This is your mission. There will be changes. Be prepared.
Intellectually we all imagine there will be challenges in life. We just don’t imagine the challenges will be that difficult or last that long. Its very tempting to simply brush them off with an eye-roll, chuckle and a “suck it up, Buttercup” mentality. Super smart people have a name for it: compassion fatigue. Sometimes it’s called ‘disaster fatigue.’ One more illness, winter storm, school shooting or story about a Chicago police commander murdered in the street can send us right over the edge into the ‘I don’t care anymore” abyss. It can be relationship, work or school related. The symptoms include an overwhelming sense of psychological, mental and emotional paralysis. We get stuck. We don’t feel, don’t cry, don’t care….about anything.
"Sufferers can exhibit several symptoms including hopelessness, a decrease in experiences of pleasure, constant stress and anxiety, sleeplessness or nightmares, and a pervasive negative attitude. This can have detrimental effects on individuals, both professionally and personally, including a decrease in productivity, the inability to focus, and the development of new feelings of incompetency and self-doubt.” (Thanks Wiki)
I did a little research. How do we overcome or heal from this disorder? Each article gave some basic directives like get educated, take time away from the news or be kind to yourself. Blah, blah, blah. It felt like platitudes. A revelation to me that even people who work in these expensive institutes dedicated to investigating the problem don’t know what to do for people or societies who suffer from this problem. I was in Africa seven months ago, mention the word Rwanda. Trust me. Whole societies suffer.
Jeremiah’s story reveals a very personal struggle between a prophet and God. A nation is involved. In order to be equipped to be what God calls us to be—prophet person—and not be crippled all our lives by inadequacy, we need to know supremely these two subjects: God and the world, and to be trained in them thoroughly. In both subjects, first impressions and surface appearances are deceiving. We underestimate God and overestimate evil. We don’t see what God is doing and conclude he is doing nothing.* Despondency set in for Jeremiah. Despondency develops with wrong expectations. He plummeted to the depths of despair after receiving a great call and visions from God. It’s very tough to slug through chapter after chapter of disaster it’s like eavesdropping on a heartbreaking disastrous relationship argument. Read chapters 1-11 for yourself. It’s a great Lenten exercise. Finally, in chapter 12, Jeremiah complained and loudly. God responded in an unexpected way.

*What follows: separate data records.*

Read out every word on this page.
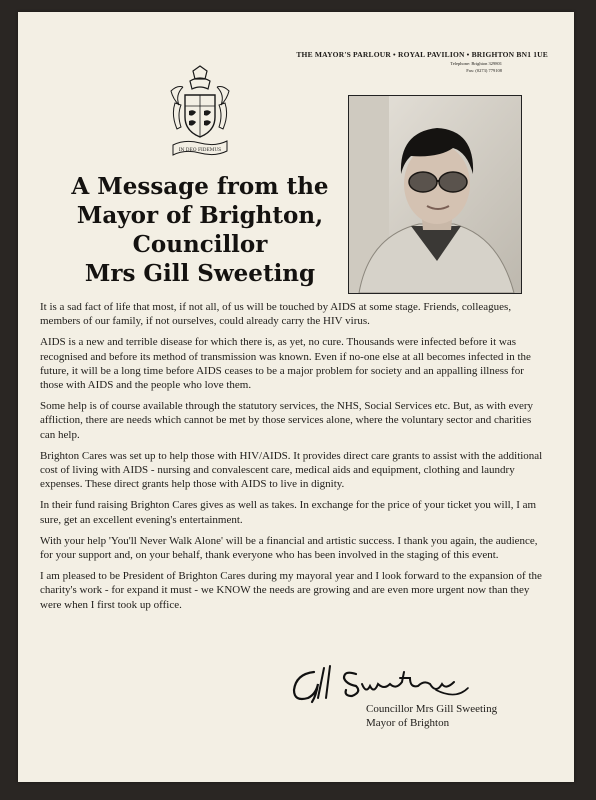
THE MAYOR'S PARLOUR • ROYAL PAVILION • BRIGHTON BN1 1UE
Telephone: Brighton 329801
Fax: (0273) 779108
IN DEO FIDEMUS
A Message from the
Mayor of Brighton,
Councillor
Mrs Gill Sweeting

It is a sad fact of life that most, if not all, of us will be touched by AIDS at some stage. Friends, colleagues, members of our family, if not ourselves, could already carry the HIV virus.

AIDS is a new and terrible disease for which there is, as yet, no cure. Thousands were infected before it was recognised and before its method of transmission was known. Even if no-one else at all becomes infected in the future, it will be a long time before AIDS ceases to be a major problem for society and an appalling illness for those with AIDS and the people who love them.

Some help is of course available through the statutory services, the NHS, Social Services etc. But, as with every affliction, there are needs which cannot be met by those services alone, where the voluntary sector and charities can help.

Brighton Cares was set up to help those with HIV/AIDS. It provides direct care grants to assist with the additional cost of living with AIDS - nursing and convalescent care, medical aids and equipment, clothing and laundry expenses. These direct grants help those with AIDS to live in dignity.

In their fund raising Brighton Cares gives as well as takes. In exchange for the price of your ticket you will, I am sure, get an excellent evening's entertainment.

With your help 'You'll Never Walk Alone' will be a financial and artistic success. I thank you again, the audience, for your support and, on your behalf, thank everyone who has been involved in the staging of this event.

I am pleased to be President of Brighton Cares during my mayoral year and I look forward to the expansion of the charity's work - for expand it must - we KNOW the needs are growing and are even more urgent now than they were when I first took up office.

Councillor Mrs Gill Sweeting
Mayor of Brighton
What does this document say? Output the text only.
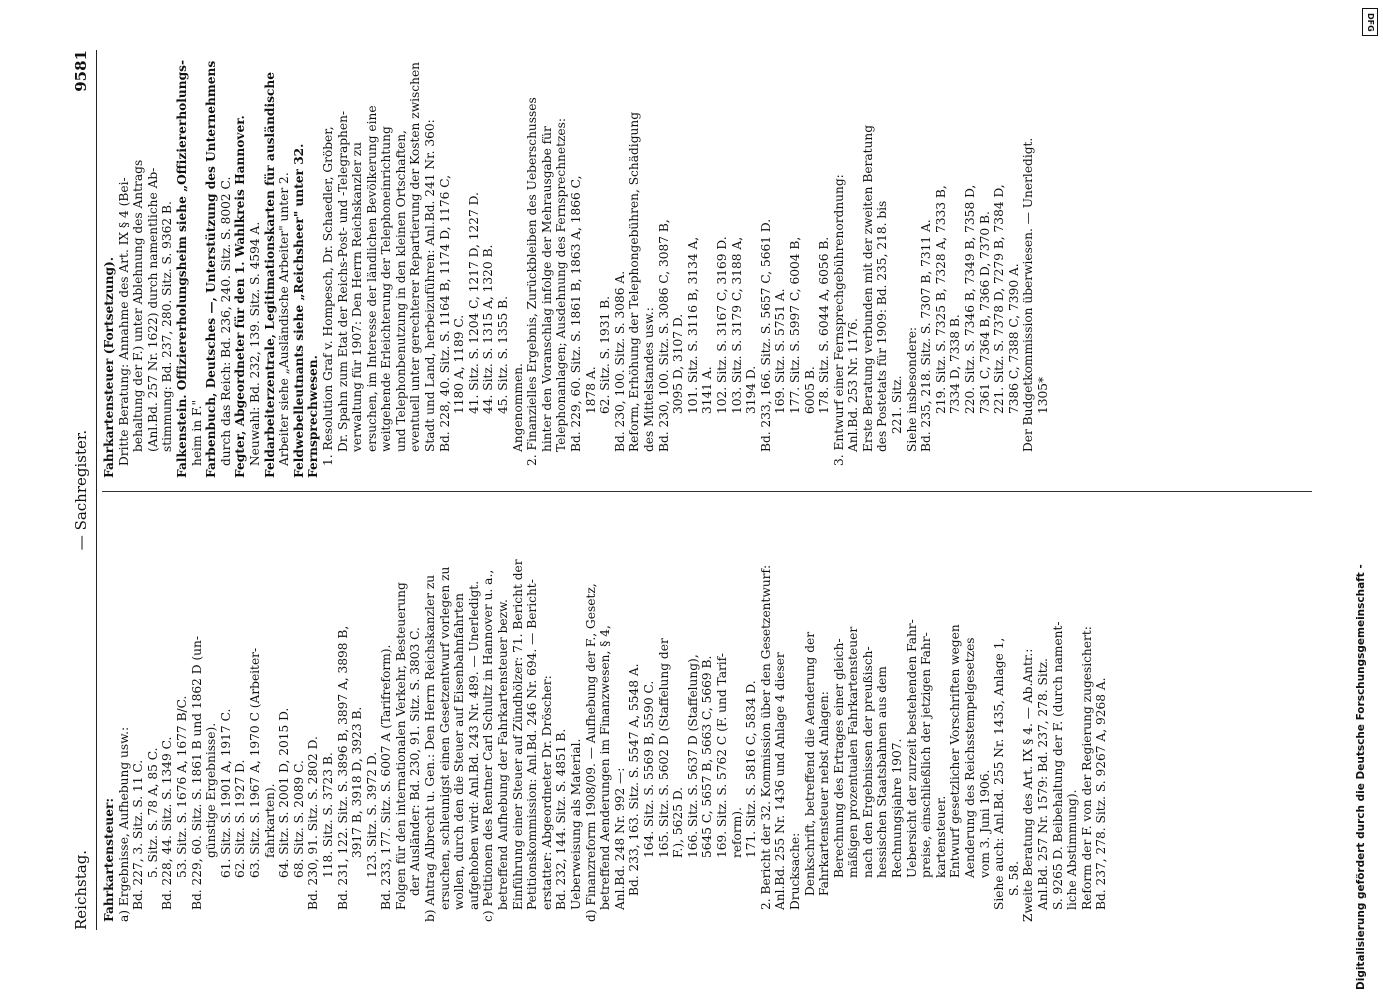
Reichstag.
— Sachregister.
9581
Fahrkartensteuer: a) Ergebnisse, Aufhebung usw.: Bd. 227, 3. Sitz. S. 11 C. 5. Sitz. S. 78 A, 85 C. Bd. 228, 44. Sitz. S. 1349 C. 53. Sitz. S. 1676 A, 1677 B/C. Bd. 229, 60. Sitz. S. 1861 B und 1862 D (un- günstige Ergebnisse). 61. Sitz. S. 1901 A, 1917 C. 62. Sitz. S. 1927 D. 63. Sitz. S. 1967 A, 1970 C (Arbeiter- fahrkarten). 64. Sitz. S. 2001 D, 2015 D. 68. Sitz. S. 2089 C. Bd. 230, 91. Sitz. S. 2802 D. 118. Sitz. S. 3723 B. Bd. 231, 122. Sitz. S. 3896 B, 3897 A, 3898 B, 3917 B, 3918 D, 3923 B. 123. Sitz. S. 3972 D. Bd. 233, 177. Sitz. S. 6007 A (Tarifreform). Folgen für den internationalen Verkehr, Besteuerung der Ausländer: Bd. 230, 91. Sitz. S. 3803 C. b) Antrag Albrecht u. Gen.: Den Herrn Reichskanzler zu ersuchen, schleunigst einen Gesetzentwurf vorlegen zu wollen, durch den die Steuer auf Eisenbahnfahrten aufgehoben wird: Anl.Bd. 243 Nr. 489. — Unerledigt. c) Petitionen des Rentner Carl Schultz in Hannover u. a., betreffend Aufhebung der Fahrkartensteuer bezw. Einführung einer Steuer auf Zündhölzer: 71. Bericht der Petitionskommission: Anl.Bd. 246 Nr. 694. — Bericht- erstatter: Abgeordneter Dr. Dröscher: Bd. 232, 144. Sitz. S. 4851 B. Ueberweisung als Material. d) Finanzreform 1908/09. — Aufhebung der F., Gesetz, betreffend Aenderungen im Finanzwesen, § 4, Anl.Bd. 248 Nr. 992 —: Bd. 233, 163. Sitz. S. 5547 A, 5548 A. 164. Sitz. S. 5569 B, 5590 C. 165. Sitz. S. 5602 D (Staffelung der F.), 5625 D. 166. Sitz. S. 5637 D (Staffelung), 5645 C, 5657 B, 5663 C, 5669 B. 169. Sitz. S. 5762 C (F. und Tarif- reform). 171. Sitz. S. 5816 C, 5834 D. 2. Bericht der 32. Kommission über den Gesetzentwurf: Anl.Bd. 255 Nr. 1436 und Anlage 4 dieser Drucksache: Denkschrift, betreffend die Aenderung der Fahrkartensteuer nebst Anlagen: Berechnung des Ertrages einer gleich- mäßigen prozentualen Fahrkartensteuer nach den Ergebnissen der preußisch- hessischen Staatsbahnen aus dem Rechnungsjahre 1907. Uebersicht der zurzeit bestehenden Fahr- preise, einschließlich der jetzigen Fahr- kartensteuer. Entwurf gesetzlicher Vorschriften wegen Aenderung des Reichsstempelgesetzes vom 3. Juni 1906. Siehe auch: Anl.Bd. 255 Nr. 1435, Anlage 1, S. 58. Zweite Beratung des Art. IX § 4. — Ab.Antr.: Anl.Bd. 257 Nr. 1579: Bd. 237, 278. Sitz. S. 9265 D. Beibehaltung der F. (durch nament- liche Abstimmung). Reform der F. von der Regierung zugesichert: Bd. 237, 278. Sitz. S. 9267 A, 9268 A.
Fahrkartensteuer (Fortsetzung). Dritte Beratung: Annahme des Art. IX § 4 (Bei- behaltung der F.) unter Ablehnung des Antrags (Anl.Bd. 257 Nr. 1622) durch namentliche Ab- stimmung: Bd. 237, 280. Sitz. S. 9362 B. Falkenstein. Offiziererholungsheim siehe „Offiziererholungs- heim in F." Farbenbuch, Deutsches —, Unterstützung des Unternehmens durch das Reich: Bd. 236, 240. Sitz. S. 8002 C. Fegter, Abgeordneter für den 1. Wahlkreis Hannover. Neuwahl: Bd. 232, 139. Sitz. S. 4594 A. Feldarbeiterzentrale, Legitimationskarten für ausländische Arbeiter siehe „Ausländische Arbeiter" unter 2. Feldwebelleutnants siehe „Reichsheer" unter 32. Fernsprechwesen. 1. Resolution Graf v. Hompesch, Dr. Schaedler, Gröber, Dr. Spahn zum Etat der Reichs-Post- und -Telegraphen- verwaltung für 1907: Den Herrn Reichskanzler zu ersuchen, im Interesse der ländlichen Bevölkerung eine weitgehende Erleichterung der Telephoneinrichtung und Telephonbenutzung in den kleinen Ortschaften, eventuell unter gerechterer Repartierung der Kosten zwischen Stadt und Land, herbeizuführen: Anl.Bd. 241 Nr. 360: Bd. 228, 40. Sitz. S. 1164 B, 1174 D, 1176 C, 1180 A, 1189 C. 41. Sitz. S. 1204 C, 1217 D, 1227 D. 44. Sitz. S. 1315 A, 1320 B. 45. Sitz. S. 1355 B. Angenommen. 2. Finanzielles Ergebnis, Zurückbleiben des Ueberschusses hinter den Voranschlag infolge der Mehrausgabe für Telephonanlagen; Ausdehnung des Fernsprechnetzes: Bd. 229, 60. Sitz. S. 1861 B, 1863 A, 1866 C, 1878 A. 62. Sitz. S. 1931 B. Bd. 230, 100. Sitz. S. 3086 A. Reform, Erhöhung der Telephongebühren, Schädigung des Mittelstandes usw.: Bd. 230, 100. Sitz. S. 3086 C, 3087 B, 3095 D, 3107 D. 101. Sitz. S. 3116 B, 3134 A, 3141 A. 102. Sitz. S. 3167 C, 3169 D. 103. Sitz. S. 3179 C, 3188 A, 3194 D. Bd. 233, 166. Sitz. S. 5657 C, 5661 D. 169. Sitz. S. 5751 A. 177. Sitz. S. 5997 C, 6004 B, 6005 B. 178. Sitz. S. 6044 A, 6056 B. 3. Entwurf einer Fernsprechgebührenordnung: Anl.Bd. 253 Nr. 1176. Erste Beratung verbunden mit der zweiten Beratung des Postetats für 1909: Bd. 235, 218. bis 221. Sitz. Siehe insbesondere: Bd. 235, 218. Sitz. S. 7307 B, 7311 A. 219. Sitz. S. 7325 B, 7328 A, 7333 B, 7334 D, 7338 B. 220. Sitz. S. 7346 B, 7349 B, 7358 D, 7361 C, 7364 B, 7366 D, 7370 B. 221. Sitz. S. 7378 D, 7279 B, 7384 D, 7386 C, 7388 C, 7390 A. Der Budgetkommission überwiesen. — Unerledigt. 1305*
Digitalisierung gefördert durch die Deutsche Forschungsgemeinschaft -
DFG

Join us Sunday for worship. I challenge you to put aside your expectations about the world and God. A major break through can happen in an unexpected way when we disconnect from our diminutive, narrow, restricted points of view to allow the holy, sanctified, God-sized expansion of our heart, soul, mind and strength. This is the invigorating life God longs for us to lead, friends. Let’s get out there and get it!
“I’m convinced: You can do anything and everything. Nothing and no one can upset your plans. You asked, ‘Who is this muddying the water, ignorantly confusing the issue, second-guessing my purposes?’ I admit it. I was the one. I babbled on about things far beyond me, made small talk about wonders way over my head.” Job 42:1 The Message
*Run with the Horses: The Quest for Life at its Best. Eugene Peterson.